FS: Neste momento, o que é que dirias ao Isaiah com 14 anos?

IJ: Diria para não mudar nada, para fazer tudo da mesma forma. Se fizeres isso e continuares, vai correr tudo bem.

FS: Nova Iorque foi sempre um dos palcos de eleição do streetball. Ainda assim, nos últimos anos, têm surgido várias plataformas que procuram dar mais expressão a essas comunidades. É o caso da He Got Next, da HOOPBUS e da Sacred (Hoops Book), que têm construído perfis como o do George the Messiah ou o do Guard Da Fatboy . Para ti, que segues de perto alguns destes projetos, qual é a importância da visibilidade crescente que têm tido?

IJ: É fundamental. O basquetebol ainda é um jogo e não é preciso dinheiro para jogar. Poderes jogar sem ser profissional, sem saíres de tua casa. Todos os níveis são agora mais ou menos mediáticos, e um miúdo sem identidade pode identificar-se com quem vê. As representações dos jogadores são mais diversas, tanto a nível social como a nível racial. Se não fosse, por exemplo, pela And 1, não teríamos conseguido imaginar no que é que nos podíamos tornar. Espero que continuem porque são muito positivos.

Short Answers:

Comida e bebida favoritas: Massa com queijo e lasanha. Limonada de morango. Na Europa gosto muito de Fanta.

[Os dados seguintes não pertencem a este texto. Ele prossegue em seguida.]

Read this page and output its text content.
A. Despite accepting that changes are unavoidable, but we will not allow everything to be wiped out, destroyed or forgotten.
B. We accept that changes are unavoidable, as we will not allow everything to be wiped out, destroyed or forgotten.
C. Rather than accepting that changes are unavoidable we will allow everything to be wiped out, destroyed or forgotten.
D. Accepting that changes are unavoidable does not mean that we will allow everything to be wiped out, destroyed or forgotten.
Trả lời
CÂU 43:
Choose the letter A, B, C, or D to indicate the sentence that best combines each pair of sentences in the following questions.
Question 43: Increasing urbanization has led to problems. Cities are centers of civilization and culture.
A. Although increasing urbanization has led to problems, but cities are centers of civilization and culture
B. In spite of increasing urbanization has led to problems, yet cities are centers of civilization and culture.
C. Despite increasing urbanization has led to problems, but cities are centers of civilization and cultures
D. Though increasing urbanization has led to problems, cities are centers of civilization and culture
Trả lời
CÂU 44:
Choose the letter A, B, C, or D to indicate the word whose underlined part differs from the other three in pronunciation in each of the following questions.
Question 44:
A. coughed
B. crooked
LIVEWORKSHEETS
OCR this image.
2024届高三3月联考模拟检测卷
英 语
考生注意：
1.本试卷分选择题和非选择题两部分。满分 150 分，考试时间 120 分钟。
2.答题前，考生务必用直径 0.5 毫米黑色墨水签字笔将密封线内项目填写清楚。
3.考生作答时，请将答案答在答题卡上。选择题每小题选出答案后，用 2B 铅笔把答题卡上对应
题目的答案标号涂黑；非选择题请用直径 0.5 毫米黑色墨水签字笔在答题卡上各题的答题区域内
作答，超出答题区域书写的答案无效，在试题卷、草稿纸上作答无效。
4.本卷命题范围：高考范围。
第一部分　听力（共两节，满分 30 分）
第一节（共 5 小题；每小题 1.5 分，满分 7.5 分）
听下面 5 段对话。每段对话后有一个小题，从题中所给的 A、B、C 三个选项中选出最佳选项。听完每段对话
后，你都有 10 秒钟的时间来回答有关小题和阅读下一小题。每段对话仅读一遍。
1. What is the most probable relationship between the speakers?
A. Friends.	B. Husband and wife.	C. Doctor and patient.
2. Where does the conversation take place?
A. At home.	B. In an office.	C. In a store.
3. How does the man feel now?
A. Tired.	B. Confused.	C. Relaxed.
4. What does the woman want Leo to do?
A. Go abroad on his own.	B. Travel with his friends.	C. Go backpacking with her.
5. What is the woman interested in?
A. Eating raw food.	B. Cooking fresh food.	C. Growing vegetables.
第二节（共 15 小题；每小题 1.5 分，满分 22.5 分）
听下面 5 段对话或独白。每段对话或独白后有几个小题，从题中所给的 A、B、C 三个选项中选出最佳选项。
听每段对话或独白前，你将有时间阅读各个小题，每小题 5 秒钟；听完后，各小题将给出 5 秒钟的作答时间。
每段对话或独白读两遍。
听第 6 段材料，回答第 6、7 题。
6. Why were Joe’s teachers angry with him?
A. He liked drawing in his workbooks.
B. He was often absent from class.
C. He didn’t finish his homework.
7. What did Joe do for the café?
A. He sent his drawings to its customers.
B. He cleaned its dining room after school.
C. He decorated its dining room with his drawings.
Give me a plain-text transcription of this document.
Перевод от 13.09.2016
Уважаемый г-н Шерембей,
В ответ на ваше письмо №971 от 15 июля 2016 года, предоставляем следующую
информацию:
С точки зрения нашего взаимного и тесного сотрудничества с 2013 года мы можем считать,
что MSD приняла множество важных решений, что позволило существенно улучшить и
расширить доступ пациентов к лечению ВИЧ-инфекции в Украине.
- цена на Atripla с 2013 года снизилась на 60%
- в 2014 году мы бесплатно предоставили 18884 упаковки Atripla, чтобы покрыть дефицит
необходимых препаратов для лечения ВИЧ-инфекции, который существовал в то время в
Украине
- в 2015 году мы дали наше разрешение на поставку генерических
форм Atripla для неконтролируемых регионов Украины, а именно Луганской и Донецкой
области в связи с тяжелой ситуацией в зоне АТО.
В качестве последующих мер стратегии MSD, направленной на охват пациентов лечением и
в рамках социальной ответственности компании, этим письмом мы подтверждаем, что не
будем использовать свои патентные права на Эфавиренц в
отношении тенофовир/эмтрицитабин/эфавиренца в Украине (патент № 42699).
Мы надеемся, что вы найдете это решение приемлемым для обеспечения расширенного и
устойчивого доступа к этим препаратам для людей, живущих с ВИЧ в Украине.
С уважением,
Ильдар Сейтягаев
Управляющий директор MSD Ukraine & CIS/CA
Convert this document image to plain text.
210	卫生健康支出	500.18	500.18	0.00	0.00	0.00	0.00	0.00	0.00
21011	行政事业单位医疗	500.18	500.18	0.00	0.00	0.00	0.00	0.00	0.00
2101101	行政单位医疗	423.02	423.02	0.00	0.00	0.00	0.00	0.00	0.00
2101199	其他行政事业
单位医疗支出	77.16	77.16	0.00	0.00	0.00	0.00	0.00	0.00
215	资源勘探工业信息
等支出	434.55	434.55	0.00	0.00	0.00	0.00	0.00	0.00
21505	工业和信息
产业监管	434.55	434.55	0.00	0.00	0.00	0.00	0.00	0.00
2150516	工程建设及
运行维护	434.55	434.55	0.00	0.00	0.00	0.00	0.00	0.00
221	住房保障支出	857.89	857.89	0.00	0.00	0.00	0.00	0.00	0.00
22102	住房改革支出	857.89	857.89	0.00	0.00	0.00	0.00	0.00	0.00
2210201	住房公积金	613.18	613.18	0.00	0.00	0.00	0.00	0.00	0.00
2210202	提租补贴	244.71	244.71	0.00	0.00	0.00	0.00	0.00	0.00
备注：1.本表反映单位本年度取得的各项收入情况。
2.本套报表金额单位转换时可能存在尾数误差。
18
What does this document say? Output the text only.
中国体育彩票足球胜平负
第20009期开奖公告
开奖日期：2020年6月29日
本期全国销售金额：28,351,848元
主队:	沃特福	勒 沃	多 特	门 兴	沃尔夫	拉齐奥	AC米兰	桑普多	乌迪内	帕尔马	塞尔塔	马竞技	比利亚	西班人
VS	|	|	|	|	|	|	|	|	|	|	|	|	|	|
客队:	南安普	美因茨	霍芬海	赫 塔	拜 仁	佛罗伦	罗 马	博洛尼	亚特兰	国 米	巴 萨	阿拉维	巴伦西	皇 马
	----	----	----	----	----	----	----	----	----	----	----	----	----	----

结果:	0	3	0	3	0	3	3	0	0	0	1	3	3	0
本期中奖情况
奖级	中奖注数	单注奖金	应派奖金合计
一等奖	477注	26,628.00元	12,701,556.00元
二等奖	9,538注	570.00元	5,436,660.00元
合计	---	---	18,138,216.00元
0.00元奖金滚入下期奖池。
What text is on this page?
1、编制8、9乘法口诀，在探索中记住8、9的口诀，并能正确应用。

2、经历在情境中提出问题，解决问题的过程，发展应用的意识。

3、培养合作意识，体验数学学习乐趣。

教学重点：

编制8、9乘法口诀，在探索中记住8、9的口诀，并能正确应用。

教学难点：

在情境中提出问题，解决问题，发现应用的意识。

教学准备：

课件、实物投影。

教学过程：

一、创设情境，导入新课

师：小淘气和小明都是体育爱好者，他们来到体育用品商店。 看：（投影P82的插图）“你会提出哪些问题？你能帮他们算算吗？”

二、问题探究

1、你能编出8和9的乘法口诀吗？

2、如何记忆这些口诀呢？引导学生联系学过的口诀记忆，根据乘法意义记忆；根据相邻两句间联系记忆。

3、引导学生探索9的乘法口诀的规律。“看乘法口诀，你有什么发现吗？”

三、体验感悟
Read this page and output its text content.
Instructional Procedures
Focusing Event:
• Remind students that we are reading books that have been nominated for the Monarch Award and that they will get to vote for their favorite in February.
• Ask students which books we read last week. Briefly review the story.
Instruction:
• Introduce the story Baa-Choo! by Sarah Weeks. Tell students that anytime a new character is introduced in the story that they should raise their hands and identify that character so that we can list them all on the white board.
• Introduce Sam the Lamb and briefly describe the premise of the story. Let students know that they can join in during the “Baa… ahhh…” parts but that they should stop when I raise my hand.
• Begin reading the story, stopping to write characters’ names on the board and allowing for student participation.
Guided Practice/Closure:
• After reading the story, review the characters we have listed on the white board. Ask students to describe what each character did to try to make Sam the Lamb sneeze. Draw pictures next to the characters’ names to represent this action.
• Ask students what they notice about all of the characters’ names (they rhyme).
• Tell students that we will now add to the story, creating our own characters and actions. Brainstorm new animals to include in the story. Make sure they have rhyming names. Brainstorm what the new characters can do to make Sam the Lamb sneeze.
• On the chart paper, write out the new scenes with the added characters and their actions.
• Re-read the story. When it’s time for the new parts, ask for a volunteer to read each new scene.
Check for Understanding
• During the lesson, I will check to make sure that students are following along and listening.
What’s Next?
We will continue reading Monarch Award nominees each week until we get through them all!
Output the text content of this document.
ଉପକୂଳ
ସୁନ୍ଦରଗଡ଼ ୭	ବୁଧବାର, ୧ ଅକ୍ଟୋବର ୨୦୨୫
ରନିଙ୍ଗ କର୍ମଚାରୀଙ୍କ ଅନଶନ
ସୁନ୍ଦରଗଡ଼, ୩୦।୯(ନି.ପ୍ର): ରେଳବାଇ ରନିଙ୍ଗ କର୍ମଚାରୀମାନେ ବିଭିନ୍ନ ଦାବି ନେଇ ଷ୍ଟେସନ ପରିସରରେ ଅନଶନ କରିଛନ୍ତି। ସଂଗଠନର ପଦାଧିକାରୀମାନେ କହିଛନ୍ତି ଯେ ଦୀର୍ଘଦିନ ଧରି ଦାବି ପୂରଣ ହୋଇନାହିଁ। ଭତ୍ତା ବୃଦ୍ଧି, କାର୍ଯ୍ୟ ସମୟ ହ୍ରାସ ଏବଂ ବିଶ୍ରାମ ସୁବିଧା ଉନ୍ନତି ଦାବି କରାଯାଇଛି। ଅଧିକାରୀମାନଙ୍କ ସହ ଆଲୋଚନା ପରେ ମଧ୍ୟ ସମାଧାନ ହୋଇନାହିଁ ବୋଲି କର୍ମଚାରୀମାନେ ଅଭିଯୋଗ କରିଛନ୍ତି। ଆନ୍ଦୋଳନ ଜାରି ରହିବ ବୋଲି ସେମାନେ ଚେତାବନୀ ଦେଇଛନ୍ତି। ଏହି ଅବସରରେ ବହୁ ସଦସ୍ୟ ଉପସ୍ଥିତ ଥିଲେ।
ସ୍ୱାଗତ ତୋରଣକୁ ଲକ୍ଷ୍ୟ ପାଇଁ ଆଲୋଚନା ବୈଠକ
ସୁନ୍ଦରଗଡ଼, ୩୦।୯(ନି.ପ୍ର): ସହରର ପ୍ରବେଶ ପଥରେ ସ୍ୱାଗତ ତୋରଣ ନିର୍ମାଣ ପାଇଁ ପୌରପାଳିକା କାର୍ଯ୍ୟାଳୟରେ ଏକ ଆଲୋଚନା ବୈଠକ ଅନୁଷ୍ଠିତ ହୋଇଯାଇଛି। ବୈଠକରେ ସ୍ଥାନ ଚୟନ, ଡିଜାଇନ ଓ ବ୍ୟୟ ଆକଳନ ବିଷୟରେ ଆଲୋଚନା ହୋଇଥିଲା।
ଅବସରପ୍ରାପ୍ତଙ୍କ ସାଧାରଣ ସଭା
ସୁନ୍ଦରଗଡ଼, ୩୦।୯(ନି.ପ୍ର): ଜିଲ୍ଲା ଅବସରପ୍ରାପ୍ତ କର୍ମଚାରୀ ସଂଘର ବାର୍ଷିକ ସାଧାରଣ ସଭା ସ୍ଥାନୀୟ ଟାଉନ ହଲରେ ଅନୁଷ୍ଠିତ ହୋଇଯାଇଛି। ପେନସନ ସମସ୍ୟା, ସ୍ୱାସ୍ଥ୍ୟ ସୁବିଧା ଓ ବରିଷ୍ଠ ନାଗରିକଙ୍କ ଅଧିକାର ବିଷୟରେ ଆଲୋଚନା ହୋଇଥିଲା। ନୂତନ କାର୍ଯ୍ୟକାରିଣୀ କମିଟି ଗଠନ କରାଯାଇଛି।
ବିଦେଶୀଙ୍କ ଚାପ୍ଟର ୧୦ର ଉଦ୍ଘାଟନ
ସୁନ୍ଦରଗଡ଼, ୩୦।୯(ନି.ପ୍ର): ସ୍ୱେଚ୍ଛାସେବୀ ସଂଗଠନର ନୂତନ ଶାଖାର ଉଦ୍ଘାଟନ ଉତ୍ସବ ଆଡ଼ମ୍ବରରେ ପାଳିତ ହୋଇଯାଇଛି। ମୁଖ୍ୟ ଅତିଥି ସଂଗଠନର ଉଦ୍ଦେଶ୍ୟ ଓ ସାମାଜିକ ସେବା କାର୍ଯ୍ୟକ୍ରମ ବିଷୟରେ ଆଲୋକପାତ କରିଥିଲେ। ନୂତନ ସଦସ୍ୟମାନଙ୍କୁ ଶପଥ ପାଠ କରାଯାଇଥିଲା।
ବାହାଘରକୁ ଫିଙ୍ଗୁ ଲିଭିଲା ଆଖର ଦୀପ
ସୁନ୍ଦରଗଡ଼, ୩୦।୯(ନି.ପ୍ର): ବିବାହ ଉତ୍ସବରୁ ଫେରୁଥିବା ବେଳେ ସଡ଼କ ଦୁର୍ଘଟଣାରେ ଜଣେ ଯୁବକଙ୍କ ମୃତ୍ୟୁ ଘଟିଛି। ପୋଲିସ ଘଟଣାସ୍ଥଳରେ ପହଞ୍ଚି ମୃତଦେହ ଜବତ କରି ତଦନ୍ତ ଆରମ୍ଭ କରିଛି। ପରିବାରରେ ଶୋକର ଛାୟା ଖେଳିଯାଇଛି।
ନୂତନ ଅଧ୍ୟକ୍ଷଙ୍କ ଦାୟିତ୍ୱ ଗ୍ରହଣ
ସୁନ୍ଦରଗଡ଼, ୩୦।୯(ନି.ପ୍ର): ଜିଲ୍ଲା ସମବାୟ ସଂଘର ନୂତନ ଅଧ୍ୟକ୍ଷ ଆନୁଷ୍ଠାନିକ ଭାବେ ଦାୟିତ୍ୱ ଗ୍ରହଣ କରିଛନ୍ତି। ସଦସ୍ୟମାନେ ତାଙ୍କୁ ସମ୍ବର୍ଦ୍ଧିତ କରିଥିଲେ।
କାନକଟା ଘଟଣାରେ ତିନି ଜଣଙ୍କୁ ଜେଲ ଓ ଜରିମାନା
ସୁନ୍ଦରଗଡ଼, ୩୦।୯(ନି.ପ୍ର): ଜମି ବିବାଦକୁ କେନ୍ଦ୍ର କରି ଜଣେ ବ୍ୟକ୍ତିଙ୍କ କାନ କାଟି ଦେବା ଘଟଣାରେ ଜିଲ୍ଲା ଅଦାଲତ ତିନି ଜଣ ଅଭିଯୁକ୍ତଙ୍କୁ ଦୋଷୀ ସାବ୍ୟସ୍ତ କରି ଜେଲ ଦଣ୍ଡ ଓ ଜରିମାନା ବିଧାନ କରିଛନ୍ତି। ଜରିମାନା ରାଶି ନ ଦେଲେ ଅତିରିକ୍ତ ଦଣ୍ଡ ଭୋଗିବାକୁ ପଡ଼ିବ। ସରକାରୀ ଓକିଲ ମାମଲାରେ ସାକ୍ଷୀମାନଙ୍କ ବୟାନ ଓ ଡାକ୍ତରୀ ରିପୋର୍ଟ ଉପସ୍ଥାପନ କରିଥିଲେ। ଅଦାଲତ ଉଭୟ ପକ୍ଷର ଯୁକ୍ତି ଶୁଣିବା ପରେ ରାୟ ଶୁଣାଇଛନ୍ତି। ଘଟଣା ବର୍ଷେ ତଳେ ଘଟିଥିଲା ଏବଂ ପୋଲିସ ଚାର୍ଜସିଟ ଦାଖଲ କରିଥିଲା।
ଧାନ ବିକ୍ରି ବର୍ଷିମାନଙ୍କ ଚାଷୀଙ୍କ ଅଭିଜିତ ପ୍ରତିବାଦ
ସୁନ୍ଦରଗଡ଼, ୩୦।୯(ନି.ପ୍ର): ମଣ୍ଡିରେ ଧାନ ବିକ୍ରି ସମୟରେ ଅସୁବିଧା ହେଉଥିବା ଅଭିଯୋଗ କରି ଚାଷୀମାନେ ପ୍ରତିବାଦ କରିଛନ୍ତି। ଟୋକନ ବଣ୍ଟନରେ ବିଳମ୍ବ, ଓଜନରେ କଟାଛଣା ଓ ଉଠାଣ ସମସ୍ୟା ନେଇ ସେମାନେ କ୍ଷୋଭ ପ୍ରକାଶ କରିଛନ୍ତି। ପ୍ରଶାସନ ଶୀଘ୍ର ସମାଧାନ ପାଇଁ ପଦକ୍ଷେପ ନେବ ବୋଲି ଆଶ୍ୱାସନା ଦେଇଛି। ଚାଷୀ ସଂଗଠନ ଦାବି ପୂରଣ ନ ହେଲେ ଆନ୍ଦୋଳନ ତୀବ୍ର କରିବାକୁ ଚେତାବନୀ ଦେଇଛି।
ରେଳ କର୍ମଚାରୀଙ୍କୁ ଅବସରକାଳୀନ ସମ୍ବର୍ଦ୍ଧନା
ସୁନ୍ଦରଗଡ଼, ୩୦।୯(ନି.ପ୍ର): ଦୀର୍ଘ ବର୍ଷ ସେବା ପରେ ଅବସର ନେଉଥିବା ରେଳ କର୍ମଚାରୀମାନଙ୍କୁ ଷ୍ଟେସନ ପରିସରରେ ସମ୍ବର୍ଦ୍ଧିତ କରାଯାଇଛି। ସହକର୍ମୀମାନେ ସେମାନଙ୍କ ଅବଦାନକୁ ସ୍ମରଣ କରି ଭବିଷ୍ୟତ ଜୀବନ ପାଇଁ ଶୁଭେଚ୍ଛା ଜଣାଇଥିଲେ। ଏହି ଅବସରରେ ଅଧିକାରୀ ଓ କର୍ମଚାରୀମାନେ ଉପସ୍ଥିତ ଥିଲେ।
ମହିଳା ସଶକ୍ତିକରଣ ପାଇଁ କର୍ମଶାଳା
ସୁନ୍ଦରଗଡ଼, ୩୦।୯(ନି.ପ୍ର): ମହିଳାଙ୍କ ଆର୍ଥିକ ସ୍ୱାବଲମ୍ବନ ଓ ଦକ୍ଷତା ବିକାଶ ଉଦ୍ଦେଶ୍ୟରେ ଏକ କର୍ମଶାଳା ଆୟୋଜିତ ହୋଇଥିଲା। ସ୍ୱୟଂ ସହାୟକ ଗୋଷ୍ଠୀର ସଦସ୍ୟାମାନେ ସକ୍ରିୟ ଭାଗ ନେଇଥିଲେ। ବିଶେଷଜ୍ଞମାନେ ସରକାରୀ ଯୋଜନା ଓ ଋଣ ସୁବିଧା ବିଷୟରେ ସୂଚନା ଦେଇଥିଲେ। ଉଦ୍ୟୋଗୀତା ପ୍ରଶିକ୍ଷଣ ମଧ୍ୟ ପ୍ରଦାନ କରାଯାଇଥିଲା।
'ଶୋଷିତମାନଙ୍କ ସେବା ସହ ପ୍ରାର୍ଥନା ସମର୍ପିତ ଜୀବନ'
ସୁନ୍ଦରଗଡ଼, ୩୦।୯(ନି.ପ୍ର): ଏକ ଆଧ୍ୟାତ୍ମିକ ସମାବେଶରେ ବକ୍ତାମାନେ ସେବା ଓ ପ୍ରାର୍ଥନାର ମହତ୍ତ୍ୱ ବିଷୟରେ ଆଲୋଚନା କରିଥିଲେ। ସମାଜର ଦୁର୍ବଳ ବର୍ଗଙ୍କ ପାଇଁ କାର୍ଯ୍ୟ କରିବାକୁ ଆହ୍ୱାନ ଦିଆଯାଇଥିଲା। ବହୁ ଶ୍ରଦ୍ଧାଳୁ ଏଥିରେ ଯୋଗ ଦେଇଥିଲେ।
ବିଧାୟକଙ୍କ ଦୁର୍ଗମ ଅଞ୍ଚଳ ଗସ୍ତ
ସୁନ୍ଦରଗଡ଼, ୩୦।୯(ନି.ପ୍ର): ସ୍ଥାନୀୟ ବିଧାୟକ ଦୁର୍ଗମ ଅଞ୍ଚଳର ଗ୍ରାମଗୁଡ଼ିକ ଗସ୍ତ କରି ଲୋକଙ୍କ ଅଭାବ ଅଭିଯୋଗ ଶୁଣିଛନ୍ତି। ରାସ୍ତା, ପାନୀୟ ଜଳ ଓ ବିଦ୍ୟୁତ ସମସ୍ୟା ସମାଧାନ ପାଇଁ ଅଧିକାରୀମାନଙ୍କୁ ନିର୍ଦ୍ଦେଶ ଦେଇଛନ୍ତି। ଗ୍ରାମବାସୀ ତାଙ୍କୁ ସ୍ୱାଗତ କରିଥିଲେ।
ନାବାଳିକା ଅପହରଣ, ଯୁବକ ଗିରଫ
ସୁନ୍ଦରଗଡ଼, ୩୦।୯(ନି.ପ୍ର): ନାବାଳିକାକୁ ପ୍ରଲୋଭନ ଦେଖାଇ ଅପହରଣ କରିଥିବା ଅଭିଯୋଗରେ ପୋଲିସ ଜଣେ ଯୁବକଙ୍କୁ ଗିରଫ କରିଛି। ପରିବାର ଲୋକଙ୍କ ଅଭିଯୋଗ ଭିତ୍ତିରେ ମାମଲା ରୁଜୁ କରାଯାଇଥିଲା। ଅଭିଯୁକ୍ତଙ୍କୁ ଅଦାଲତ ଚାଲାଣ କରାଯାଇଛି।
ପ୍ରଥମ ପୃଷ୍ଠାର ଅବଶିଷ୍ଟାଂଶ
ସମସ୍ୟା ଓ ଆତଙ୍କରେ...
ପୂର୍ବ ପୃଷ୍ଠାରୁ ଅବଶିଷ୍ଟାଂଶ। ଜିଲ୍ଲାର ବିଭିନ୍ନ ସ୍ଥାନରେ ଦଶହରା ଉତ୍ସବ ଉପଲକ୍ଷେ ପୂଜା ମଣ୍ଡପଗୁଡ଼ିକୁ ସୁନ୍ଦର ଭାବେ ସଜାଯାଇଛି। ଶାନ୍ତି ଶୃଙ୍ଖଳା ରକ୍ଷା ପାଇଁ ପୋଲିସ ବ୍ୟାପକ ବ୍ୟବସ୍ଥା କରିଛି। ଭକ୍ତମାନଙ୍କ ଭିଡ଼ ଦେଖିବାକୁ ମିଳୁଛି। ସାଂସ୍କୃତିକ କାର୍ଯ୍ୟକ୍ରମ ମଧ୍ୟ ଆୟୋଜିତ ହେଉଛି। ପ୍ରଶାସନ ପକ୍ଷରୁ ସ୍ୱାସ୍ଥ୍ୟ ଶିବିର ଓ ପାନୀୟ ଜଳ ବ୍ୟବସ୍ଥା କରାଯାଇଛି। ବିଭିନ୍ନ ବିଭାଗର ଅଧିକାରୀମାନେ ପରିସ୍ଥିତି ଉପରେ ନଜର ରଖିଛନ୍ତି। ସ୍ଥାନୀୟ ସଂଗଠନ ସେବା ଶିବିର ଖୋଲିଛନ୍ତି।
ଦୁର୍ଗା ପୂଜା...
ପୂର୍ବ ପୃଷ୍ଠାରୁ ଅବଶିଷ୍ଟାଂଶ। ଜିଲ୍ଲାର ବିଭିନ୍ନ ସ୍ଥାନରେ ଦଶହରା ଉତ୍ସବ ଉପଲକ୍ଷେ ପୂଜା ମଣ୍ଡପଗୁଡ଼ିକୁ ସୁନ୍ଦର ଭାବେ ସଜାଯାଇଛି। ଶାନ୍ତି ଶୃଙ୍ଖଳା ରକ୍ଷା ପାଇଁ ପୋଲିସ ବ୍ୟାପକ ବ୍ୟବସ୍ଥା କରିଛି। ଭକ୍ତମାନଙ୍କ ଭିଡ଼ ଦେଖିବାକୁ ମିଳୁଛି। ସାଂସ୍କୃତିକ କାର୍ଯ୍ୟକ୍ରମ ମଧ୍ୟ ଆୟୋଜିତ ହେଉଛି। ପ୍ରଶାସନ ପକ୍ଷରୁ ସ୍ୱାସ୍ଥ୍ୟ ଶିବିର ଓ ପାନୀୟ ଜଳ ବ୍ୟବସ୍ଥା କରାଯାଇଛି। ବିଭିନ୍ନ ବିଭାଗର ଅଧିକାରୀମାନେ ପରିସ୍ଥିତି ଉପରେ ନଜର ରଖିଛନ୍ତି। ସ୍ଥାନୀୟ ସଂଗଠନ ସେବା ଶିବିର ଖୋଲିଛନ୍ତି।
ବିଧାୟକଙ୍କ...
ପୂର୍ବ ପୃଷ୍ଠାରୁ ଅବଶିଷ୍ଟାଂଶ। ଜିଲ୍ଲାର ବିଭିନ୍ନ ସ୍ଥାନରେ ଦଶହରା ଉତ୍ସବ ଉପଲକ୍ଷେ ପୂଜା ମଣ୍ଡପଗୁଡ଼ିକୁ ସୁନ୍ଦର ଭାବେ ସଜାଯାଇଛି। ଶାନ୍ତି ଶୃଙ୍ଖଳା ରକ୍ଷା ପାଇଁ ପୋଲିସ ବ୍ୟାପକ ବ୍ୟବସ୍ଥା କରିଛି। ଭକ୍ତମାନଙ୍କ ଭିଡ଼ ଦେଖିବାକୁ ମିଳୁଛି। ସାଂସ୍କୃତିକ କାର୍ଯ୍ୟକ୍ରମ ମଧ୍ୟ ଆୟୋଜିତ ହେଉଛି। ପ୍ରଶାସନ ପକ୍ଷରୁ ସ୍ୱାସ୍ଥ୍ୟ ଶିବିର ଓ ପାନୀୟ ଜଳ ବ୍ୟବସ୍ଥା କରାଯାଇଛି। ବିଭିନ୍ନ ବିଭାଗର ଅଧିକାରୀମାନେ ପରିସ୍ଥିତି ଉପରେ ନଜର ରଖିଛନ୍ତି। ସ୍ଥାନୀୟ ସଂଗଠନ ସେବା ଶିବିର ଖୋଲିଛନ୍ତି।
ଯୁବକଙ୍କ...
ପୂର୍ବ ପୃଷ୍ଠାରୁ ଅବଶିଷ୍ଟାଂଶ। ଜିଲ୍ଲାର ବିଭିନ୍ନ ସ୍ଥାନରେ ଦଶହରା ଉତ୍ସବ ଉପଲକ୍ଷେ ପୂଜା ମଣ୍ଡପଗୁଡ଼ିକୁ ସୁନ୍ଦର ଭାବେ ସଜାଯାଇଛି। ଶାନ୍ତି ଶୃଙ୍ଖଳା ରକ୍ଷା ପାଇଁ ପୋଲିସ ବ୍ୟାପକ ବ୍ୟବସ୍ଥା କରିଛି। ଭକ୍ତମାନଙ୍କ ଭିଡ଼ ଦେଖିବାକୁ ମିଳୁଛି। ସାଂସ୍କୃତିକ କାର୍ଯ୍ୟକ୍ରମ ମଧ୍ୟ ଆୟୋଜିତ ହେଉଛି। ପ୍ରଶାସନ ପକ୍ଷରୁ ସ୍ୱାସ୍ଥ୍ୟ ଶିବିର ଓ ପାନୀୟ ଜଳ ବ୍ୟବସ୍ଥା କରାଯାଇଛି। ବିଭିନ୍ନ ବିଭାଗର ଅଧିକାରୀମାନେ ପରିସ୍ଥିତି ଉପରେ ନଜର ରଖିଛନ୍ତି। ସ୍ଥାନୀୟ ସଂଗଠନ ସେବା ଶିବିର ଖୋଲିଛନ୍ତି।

Um álbum: Todas as mixtapes do Lil Wayne. Quando era miúdo assentavam que nem magia. Também me identifico muito com o J Cole. Ambos viemos de sítios em que viver é difícil, mas sair deles é ainda mais.

Uma Série: Martin, e Os Power Rangers; queria ser o verde, o mais popular, e inspirar as pessoas.

Um herói: O meu tio Cleveland e a minha avó.

O Isaiah está de regresso a casa, e por esta altura inicia-se um novo ciclo. Para trás ficam seis meses em que um caminho parece ter sido definitivamente reencontrado.

O futuro, esse, promete continuar impressive.

Hey, Mr. Carter, tell me, where have you been?

Around the world and I’m back again.